He aquí que caminando se me hace complicado explicar qué tipo de poesía hago. Sobretodo porque lo correcto es que no hago ninguna. Más bien ella me hace, cuando invoca giros inesperados en la vista. Cuando resueno hueco a través de sus torrentes de vida. Entonces, a lo mejor, por hacerme de cansado, me siento y lo intento. Normalmente digo la palabra cuerpo.

Y me quedo igual que antes, en medias, en medias palabras, en medias tintas. Mediano. Mediocre. Porque no es de todo cierto, aunque esta máquina de sentir es la que provoca materias de las inclinaciones del vacío que resuenan fuertes en el ocaso de cualquier momento. Porque cualquier momento puede ser ocaso, acaso lo miremos desde el punto adecuado. Pero quién lo mira, y con que herramienta, con ojos, manos, narices y oídos?
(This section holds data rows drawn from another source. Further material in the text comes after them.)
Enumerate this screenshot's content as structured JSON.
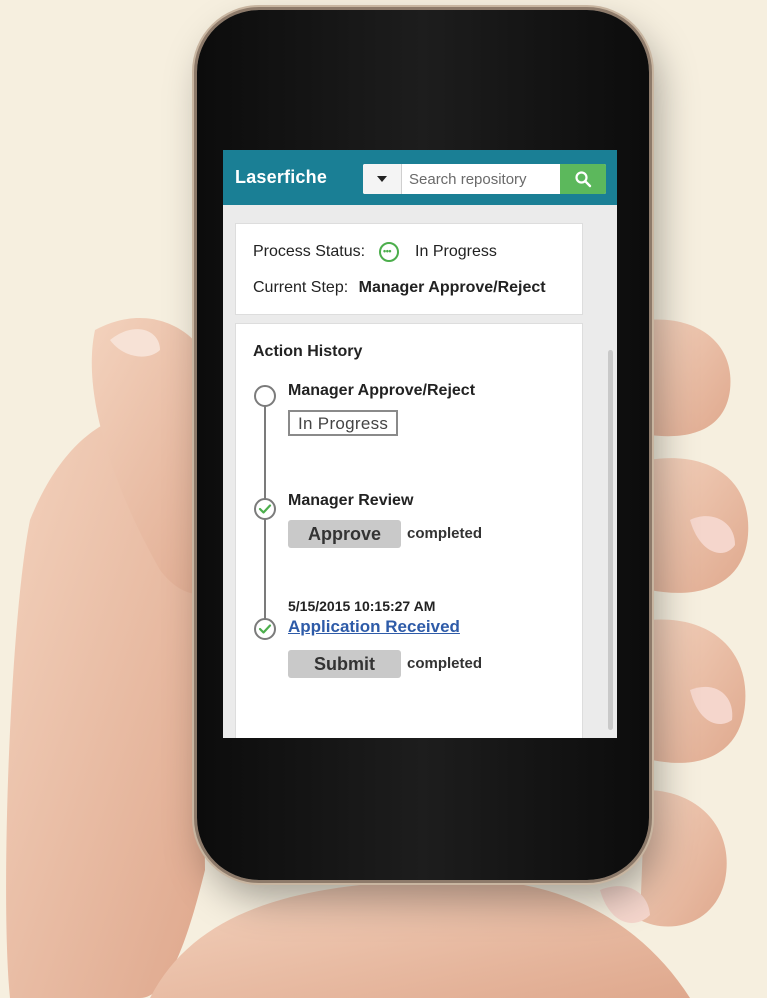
{
  "app": {
    "brand": "Laserfiche",
    "search_placeholder": "Search repository"
  },
  "status": {
    "label": "Process Status:",
    "value": "In Progress",
    "step_label": "Current Step:",
    "step_value": "Manager Approve/Reject"
  },
  "history": {
    "title": "Action History",
    "items": [
      {
        "title": "Manager Approve/Reject",
        "badge": "In Progress"
      },
      {
        "title": "Manager Review",
        "action": "Approve",
        "status": "completed"
      },
      {
        "timestamp": "5/15/2015  10:15:27 AM",
        "title": "Application Received",
        "action": "Submit",
        "status": "completed"
      }
    ]
  },
  "colors": {
    "header": "#1a7f95",
    "search_button": "#5cb85c",
    "check": "#4cae4c",
    "link": "#2e5ba8"
  },
  "icons": [
    "caret-down-icon",
    "search-icon",
    "in-progress-icon",
    "circle-icon",
    "check-icon"
  ]
}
O mirando como los sentidos sienten? Imaginando lo que los sentidos evocan? Entonces suelo hablar del alma. Y me quedo peor que antes. Hasta me siento sucio, pronunciando palabras grandes con boca pequeña, dejando que metáforas irresistibles cobren vida desde mis balbuceos desdoblados.

Entonces la vida trae otra indicación inestimable, indomable, innegable… y para mi desesperación, inenarrable. Entonces bailo, hago gestos y me quedo quieto. Luego duermo dulce. Dulcemente. Fuera, donde late el corazón, aletean las banderas y revolotea la brisa… brújula e instrumento.